Geç kalan CNN TÜRK boykotu ve çıkarcılar!

AKP’nin iktidara gelişinde basını iyi kullanması, sonunda ele geçirmesi önemli pay sahibidir. Sözen zamanında kurulan belediye televizyonu, RTE döneminde Kanal 7 oldu. Büyükşehir başkanlığı sürecinde Erdoğan, merkez medya diye tarif edilen yapılara karşı kendine ait olanı yarattı. Öylesine bir süreçti ki bu, o güne dek eline kalem almamış, kamera tutmamış tiplerin de pazarlanması ve de palazlanması anlamına geliyordu. Olan biteni tam olarak sezemeyenler küçümsedi bu oluşumu, oysa RTE ustaca ilerliyordu. Elbette süreçte Fethullah ekibinin rolü de büyüktü. Gün gelip o günlerin öyküsü de yazılacak elbette.

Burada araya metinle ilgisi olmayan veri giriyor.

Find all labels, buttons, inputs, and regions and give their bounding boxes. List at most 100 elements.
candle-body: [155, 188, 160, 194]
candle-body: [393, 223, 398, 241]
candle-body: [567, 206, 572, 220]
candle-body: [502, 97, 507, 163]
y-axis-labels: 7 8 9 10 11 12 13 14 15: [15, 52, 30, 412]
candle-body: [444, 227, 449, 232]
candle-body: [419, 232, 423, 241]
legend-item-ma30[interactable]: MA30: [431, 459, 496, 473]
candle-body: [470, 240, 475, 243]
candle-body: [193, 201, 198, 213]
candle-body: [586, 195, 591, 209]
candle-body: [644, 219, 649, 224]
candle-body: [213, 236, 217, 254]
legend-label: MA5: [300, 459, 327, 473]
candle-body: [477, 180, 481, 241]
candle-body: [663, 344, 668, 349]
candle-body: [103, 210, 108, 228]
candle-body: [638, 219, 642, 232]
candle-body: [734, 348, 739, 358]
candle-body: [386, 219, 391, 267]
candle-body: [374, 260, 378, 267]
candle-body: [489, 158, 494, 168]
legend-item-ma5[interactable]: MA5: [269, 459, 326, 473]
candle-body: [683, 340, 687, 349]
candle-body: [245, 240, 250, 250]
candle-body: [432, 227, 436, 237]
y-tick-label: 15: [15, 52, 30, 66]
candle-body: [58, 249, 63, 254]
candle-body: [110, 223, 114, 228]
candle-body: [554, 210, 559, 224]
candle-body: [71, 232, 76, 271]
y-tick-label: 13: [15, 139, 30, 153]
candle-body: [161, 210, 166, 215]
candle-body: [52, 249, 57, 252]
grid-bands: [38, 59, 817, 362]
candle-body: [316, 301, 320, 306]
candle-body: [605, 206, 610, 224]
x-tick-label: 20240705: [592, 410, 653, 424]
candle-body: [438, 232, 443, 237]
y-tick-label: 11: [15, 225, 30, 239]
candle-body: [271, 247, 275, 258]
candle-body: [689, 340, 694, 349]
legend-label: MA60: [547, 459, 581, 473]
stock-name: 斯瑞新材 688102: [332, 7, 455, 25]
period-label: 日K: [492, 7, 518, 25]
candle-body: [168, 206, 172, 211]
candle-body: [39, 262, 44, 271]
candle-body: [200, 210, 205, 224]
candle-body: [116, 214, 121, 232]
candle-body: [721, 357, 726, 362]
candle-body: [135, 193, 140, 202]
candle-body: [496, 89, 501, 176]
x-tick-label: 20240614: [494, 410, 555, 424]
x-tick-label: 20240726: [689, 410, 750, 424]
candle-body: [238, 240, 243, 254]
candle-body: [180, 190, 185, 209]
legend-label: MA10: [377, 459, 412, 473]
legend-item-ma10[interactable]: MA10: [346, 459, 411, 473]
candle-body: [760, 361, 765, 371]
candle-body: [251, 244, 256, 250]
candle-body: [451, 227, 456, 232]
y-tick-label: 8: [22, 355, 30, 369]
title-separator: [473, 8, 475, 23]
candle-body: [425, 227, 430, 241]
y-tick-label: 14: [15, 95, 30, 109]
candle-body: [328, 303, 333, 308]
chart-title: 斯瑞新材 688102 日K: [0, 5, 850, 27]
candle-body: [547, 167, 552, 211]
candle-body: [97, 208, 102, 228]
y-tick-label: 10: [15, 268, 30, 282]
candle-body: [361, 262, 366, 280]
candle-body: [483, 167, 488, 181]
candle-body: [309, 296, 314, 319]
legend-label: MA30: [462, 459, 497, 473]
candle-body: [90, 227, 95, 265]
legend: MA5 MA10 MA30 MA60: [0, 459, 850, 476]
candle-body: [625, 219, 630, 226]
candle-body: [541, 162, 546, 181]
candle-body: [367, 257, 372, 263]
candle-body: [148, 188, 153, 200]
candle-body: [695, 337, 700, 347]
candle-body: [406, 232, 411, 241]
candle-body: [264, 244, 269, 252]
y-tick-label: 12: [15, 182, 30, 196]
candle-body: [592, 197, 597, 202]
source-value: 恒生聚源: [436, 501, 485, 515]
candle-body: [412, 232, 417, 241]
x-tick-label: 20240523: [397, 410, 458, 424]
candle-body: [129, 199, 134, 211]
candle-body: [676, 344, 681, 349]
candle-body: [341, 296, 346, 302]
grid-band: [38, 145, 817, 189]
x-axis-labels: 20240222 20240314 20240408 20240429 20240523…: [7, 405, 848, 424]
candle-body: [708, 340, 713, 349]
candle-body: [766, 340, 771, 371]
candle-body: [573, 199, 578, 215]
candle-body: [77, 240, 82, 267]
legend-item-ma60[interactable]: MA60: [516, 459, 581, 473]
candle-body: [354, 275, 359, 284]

Artık merkez medya yok. Çok zamandır iktidarın borusunu öttüren, ondan beslenen propaganda araçları var. Demirören grubuna geçen Doğan grubu ile görece özerk olan medya tükendi, bitti. Bakmayın siz her devrin adamlarının kalem oynatmaya devam etmelerine. Onlar duruma uygun konumlanan tetikçilerdir. Yarın, eğer varsa, herkes söylediklerinden de, sustuklarından da utanacak. Belki hesap verecek.

Sabırlı Kılıçdaroğlu

Kemal Kılıçdaroğlu, hakkını teslim edelim, saygısız, ölçüsüz medya mensuplarına bile katlanarak, son günlere dek söyleşilere çıktı. Bana göre doğru bir tutum değildi bu, ama inatla topluma mesaj vermek için çabaladı. Oysa bu tetikçiler, gazetecilikle uzaktan yakından ilişkisi olmayan görevlilerdi. Sonunda, anlaşılan o ki, artık durum katlanılmaz hale Kılıçdaroğlu için de geldi. Haklı, biçimde CNN TÜRK boykot kararı alındı. Bana kalırsa eksik karar bu. Daha geniş biçimde uygulanmalı. Toplum önünde yalnızlaştırılmalı bu ekranlar ve elbette gazeteler.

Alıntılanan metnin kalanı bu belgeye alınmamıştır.